A hora e a vez de contar histórias: um resgate cultural

Atenção! Senhores ouvintes. Mais uma história vai ser contada: Parem e ouçam: “Em certo lugar…”; “..havia uma pequena vila…”; “Eram três irmãos…”; “Naquela noite tenebrosa de tempestade, próximo ao cemitério…”; “Carmen era um linda moça, uma santa…”. Os ouvintes perplexos aos gestos do narrador detêm-se, procuram acomodação em qualquer lugar da varanda. Noite amena. Lua cheia, de quaresma. Cenário ideal para contar e ouvir histórias.

O hábito de contar histórias tem como precursor o grego Heródoto, o qual, segundo consta, tinha o hábito de fazer relatos públicos em Atenas por volta de 445 a.C. Além de ter sido o primeiro historiador, Heródoto é reconhecido como grande narrador dos feitos gregos. Há também, na ficção, Ulisses, da Odisséia e Riobaldo de Grandes Sertões-Veredas ou mesmo Sherazade das Mil e Uma Noites, personagens literários que carregam a vocação de contadores de causos.

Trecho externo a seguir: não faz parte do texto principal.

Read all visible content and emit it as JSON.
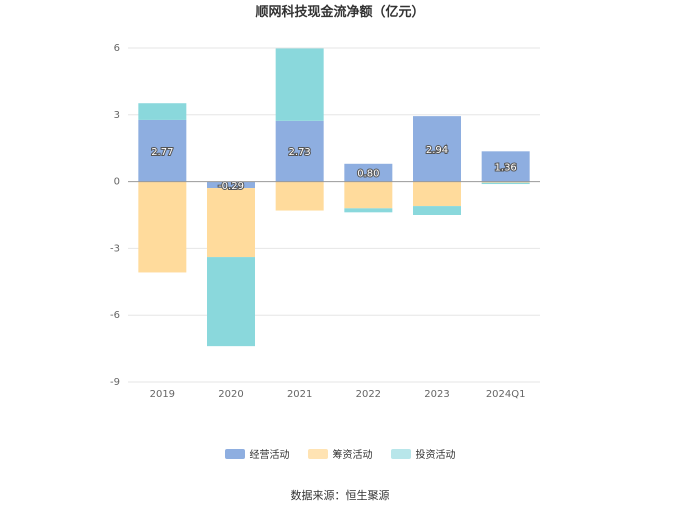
{
  "chart_data": {
    "type": "bar",
    "stacked": true,
    "title": "顺网科技现金流净额（亿元）",
    "categories": [
      "2019",
      "2020",
      "2021",
      "2022",
      "2023",
      "2024Q1"
    ],
    "series": [
      {
        "name": "经营活动",
        "color": "#8eaee0",
        "values": [
          2.77,
          -0.29,
          2.73,
          0.8,
          2.94,
          1.36
        ],
        "labels": [
          "2.77",
          "-0.29",
          "2.73",
          "0.80",
          "2.94",
          "1.36"
        ]
      },
      {
        "name": "筹资活动",
        "color": "#ffdb9c",
        "values": [
          -4.08,
          -3.1,
          -1.3,
          -1.2,
          -1.1,
          -0.05
        ]
      },
      {
        "name": "投资活动",
        "color": "#8ad8dc",
        "values": [
          0.75,
          -4.0,
          3.25,
          -0.18,
          -0.4,
          -0.06
        ]
      }
    ],
    "ylim": [
      -9,
      6
    ],
    "yticks": [
      6,
      3,
      0,
      -3,
      -6,
      -9
    ],
    "grid": true,
    "legend_position": "bottom"
  },
  "legend_swatch_colors": [
    "#8eaee0",
    "#ffe3b3",
    "#b8e6ea"
  ],
  "source": "数据来源：恒生聚源"
}
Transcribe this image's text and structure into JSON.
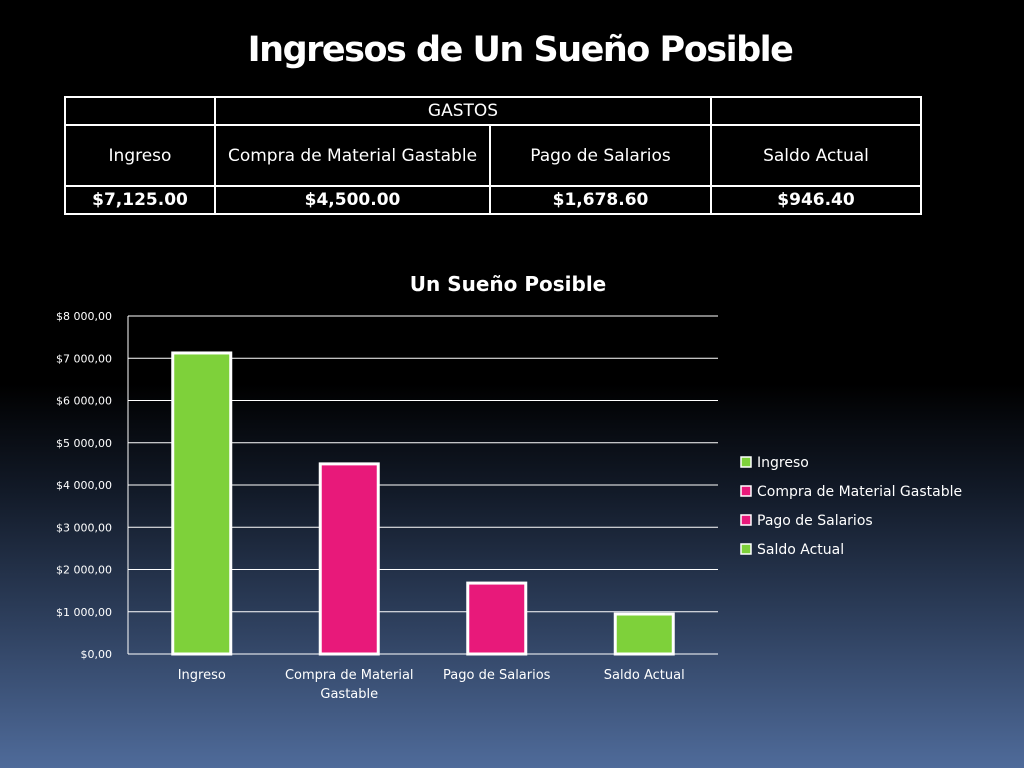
{
  "slide": {
    "title": "Ingresos de Un Sueño Posible"
  },
  "table": {
    "group_header": "GASTOS",
    "columns": [
      "Ingreso",
      "Compra de Material Gastable",
      "Pago de Salarios",
      "Saldo Actual"
    ],
    "values": [
      "$7,125.00",
      "$4,500.00",
      "$1,678.60",
      "$946.40"
    ]
  },
  "colors": {
    "green": "#7ed13a",
    "pink": "#e8197a"
  },
  "chart_data": {
    "type": "bar",
    "title": "Un Sueño Posible",
    "categories": [
      "Ingreso",
      "Compra de Material Gastable",
      "Pago de Salarios",
      "Saldo Actual"
    ],
    "values": [
      7125.0,
      4500.0,
      1678.6,
      946.4
    ],
    "bar_colors": [
      "#7ed13a",
      "#e8197a",
      "#e8197a",
      "#7ed13a"
    ],
    "ylim": [
      0,
      8000
    ],
    "yticks": [
      0,
      1000,
      2000,
      3000,
      4000,
      5000,
      6000,
      7000,
      8000
    ],
    "ytick_labels": [
      "$0,00",
      "$1 000,00",
      "$2 000,00",
      "$3 000,00",
      "$4 000,00",
      "$5 000,00",
      "$6 000,00",
      "$7 000,00",
      "$8 000,00"
    ],
    "grid": true,
    "legend": {
      "placement": "right",
      "entries": [
        "Ingreso",
        "Compra de Material Gastable",
        "Pago de Salarios",
        "Saldo Actual"
      ],
      "colors": [
        "#7ed13a",
        "#e8197a",
        "#e8197a",
        "#7ed13a"
      ]
    },
    "xlabel": "",
    "ylabel": ""
  }
}
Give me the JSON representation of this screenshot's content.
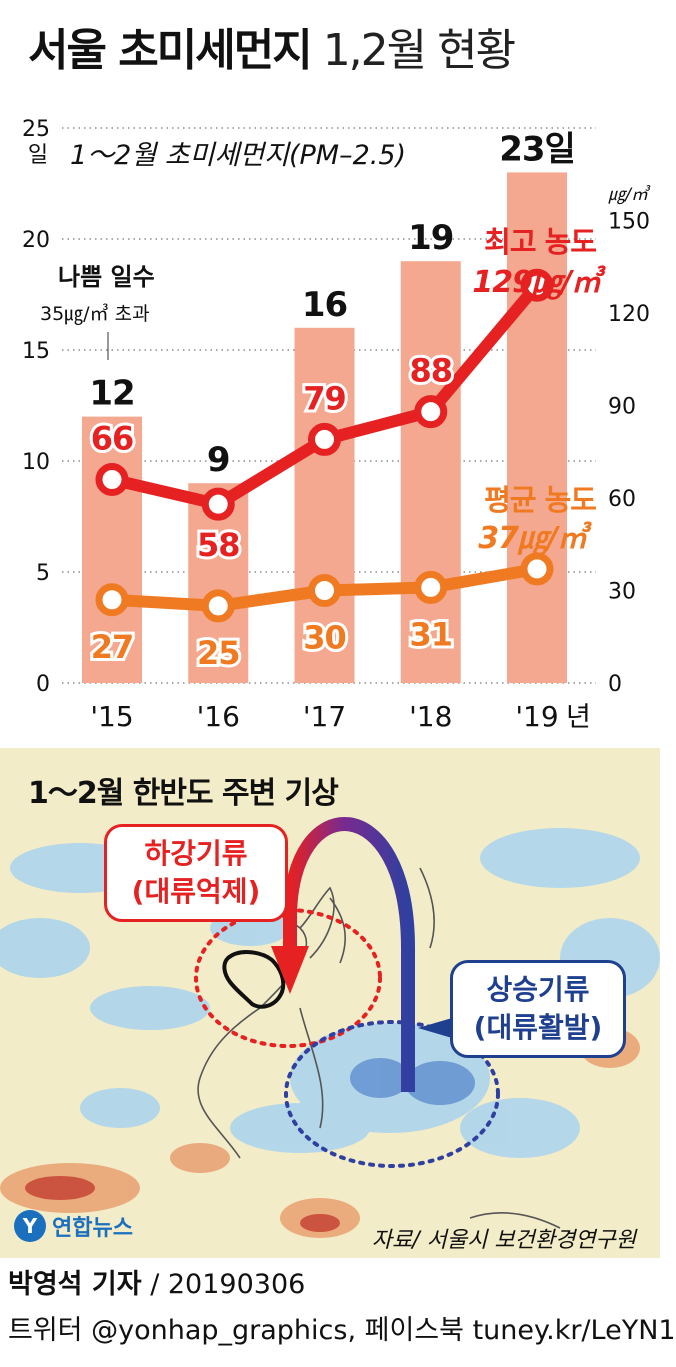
{
  "title_bold": "서울 초미세먼지",
  "title_light": "1,2월 현황",
  "chart_data": {
    "type": "bar+line",
    "subtitle": "1～2월 초미세먼지(PM–2.5)",
    "categories": [
      "'15",
      "'16",
      "'17",
      "'18",
      "'19"
    ],
    "x_unit": "년",
    "left_axis": {
      "unit": "일",
      "ylim": [
        0,
        25
      ],
      "ticks": [
        "0",
        "5",
        "10",
        "15",
        "20",
        "25"
      ]
    },
    "right_axis": {
      "unit": "㎍/㎥",
      "ylim": [
        0,
        180
      ],
      "ticks": [
        "0",
        "30",
        "60",
        "90",
        "120",
        "150"
      ]
    },
    "bar_series": {
      "name": "나쁨 일수",
      "name_sub": "35㎍/㎥ 초과",
      "values": [
        12,
        9,
        16,
        19,
        23
      ],
      "labels": [
        "12",
        "9",
        "16",
        "19",
        "23일"
      ]
    },
    "line_series": [
      {
        "name": "최고 농도",
        "values": [
          66,
          58,
          79,
          88,
          129
        ],
        "annotation_value": "129㎍/㎥",
        "color": "#e52122"
      },
      {
        "name": "평균 농도",
        "values": [
          27,
          25,
          30,
          31,
          37
        ],
        "annotation_value": "37㎍/㎥",
        "color": "#f07a21"
      }
    ],
    "bar_color": "#f4a88f",
    "grid": "dotted horizontal"
  },
  "map": {
    "title": "1～2월 한반도 주변 기상",
    "downdraft_line1": "하강기류",
    "downdraft_line2": "(대류억제)",
    "updraft_line1": "상승기류",
    "updraft_line2": "(대류활발)",
    "logo_mark": "Y",
    "logo_text": "연합뉴스",
    "source": "자료/ 서울시 보건환경연구원"
  },
  "footer": {
    "credit_name": "박영석 기자",
    "credit_date": "/ 20190306",
    "social": "트위터 @yonhap_graphics, 페이스북 tuney.kr/LeYN1"
  }
}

E é sobre as histórias não escritas contadas de pai para filho o livro Oralidade e Literatura- manifestações e abordagens no Brasil, que tem o professor Frederico Augusto Garcia Fernandes, doutor em Letras e professor do Departamento de Letras Vernáculas da Universidade Estadual de Londrina, como organizador.

Publicado pela Editora daquela Instituição-Eduel, o livro reúne nove artigos de pesquisadores de várias universidades e, de acordo com o organizador, “o profissional que quiser fazer um estudo sobre oralidade irá se deparar com diferentes metodologias e manifestações ao seu redor. Assim, o que norteou a organização deste livro foi a abordagem de algumas destas manifestações, apresentando trabalhos de grupos de pesquisadores em cinco regiões geográficas do Brasil”. São eles: “Os Guarani Mbyá e a Oralidade Discursiva do Mito” de Luiz Carlos Borges; “Imagens de Matinta Perera em Contexto Amazônico” de Josebel Akel Fares; “Oralidade no Pantanal: vozes e saberes na pesquisa de campo” de Eudes Fernando Leite e Frederico Augusto Garcia Fernandes; “Literato em terra de antropólogo” de Sergio Paulo Adolfo; “A Cultura Popular em uma Perspectiva Empenhada de Análise” de Maria Ignez Novais Ayala; “Uma literatura oral pós-moderna nas letras de blocos afro do carnaval baiano” de Piers Armstrong; “De malocas e vagabundos: Adoniram Barbosa e a imagem paulistana” de Maurício Martins do Carmo; “Lembranças de meu sertão: memórias caipiras através de canções” de Maria de Fátima da Cunha; “A obra As Mil e Uma Noites na literatura oral brasileira” Neuza Neif Nabhan.

Reiterando a relevância deste livro, faz-se oportuno ressaltar que a Folha de São Paulo publicou em seu caderno Sinapse do dia 30/09/2003, matéria referente a importância do ato de contar histórias para crianças já que “elas propiciam à criança um contato com outras realidades, culturas, experiências e visões de mundo […] são, além de tudo a porta de entrada para o mundo das letras e dos livros”.

Em seu sentido etimológico, oralidade quer dizer “qualidade, estado ou condição do que é oral; caráter ou condição de línguas ou povos ágrafos” e, complementando, ágrafo vem a ser “que não representa sinais gráficos, língua que não tem escrita, povo ou cultura que não tem registro”. Ou seja, não existe registro gráfico, mas sim aquele feito pela voz. Esta é a direção seguida pelo trabalho em destaque o qual salienta que na área das Letras, principalmente da literatura, “as relações entre oralidade e gêneros literários vêm se consolidando, seja devido à divulgação do poema em forma de canção, prática tropicalista que se mantém até hoje, e mais recentemente à poesia sonora com presença na produção poética brasileira contemporânea e em razão dos estudos bakhtinianos que perscrutam e interpretam a voz”.

Ao final, este livro traz consigo uma ampla reflexão sobre a diversidade cultural brasileira espalhada por estes sertões. Revelando as mais antigas tradições arraigadas ao hábito de cantar e contar histórias. Aspectos estes corriqueiros a primeira vista, mas dignos dos mais interessantes estudos como demonstra o resultado deste trabalho.